Below is a quote from a mother. I found this notion on an evening when I was wondering if the fact that I always feel less than my sister, who is a biological child, was my insecurity or rooted in my status as an adoptee. The first thing that showed up was this.

“I have biological and adopted children, and I have to admit that, while I love/adore them all fiercely, there is something primal about the way I love my biological children. It’s not something I control– it’s just there. They all feel equally special.”

They all feel equally special. Except some know that they are adopted and that no “primal” love exists for them. We assume they would never guess it– never notice. After all, they were chosen.

I certainly hope my mother has never felt that way. It’s one of my biggest fears. I would hate to think that she feels a stronger, more primal love for my biological sisters. I feel loved by my parents. My relationship with them is different than that of my sisters, but I can’t guarantee that the difference is a result of adoption. Adoption is real and always comes with a matrix of relationships that are not easily described or even talked about.
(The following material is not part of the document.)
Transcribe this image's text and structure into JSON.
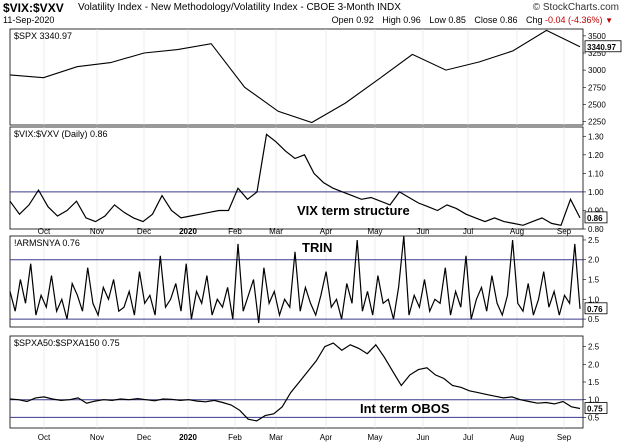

I found my first mother shortly after my daughter was born: almost 20 years ago. Although I saw her only once, we spoke regularly and exchanged mail for all of those years. Many of the conversations were lengthy, even deep by many standards. I can honestly say I loved her.

She died almost two and a half years ago. I miss her, and she is frequently on my mind. I didn’t love her like I love my second, or adoptive, mother. I am tied to her in a different way, however. Through her I feel tied to a history that I can call mine. I hope that the love I have for her never hurts my adoptive mother. Maybe that what the mom whose quote I found meant by “primal.”

I believe that love is expansive and multifaceted and it need not exclude anyone. Maybe it would be best if we learned to talk about our love and be less afraid of differences.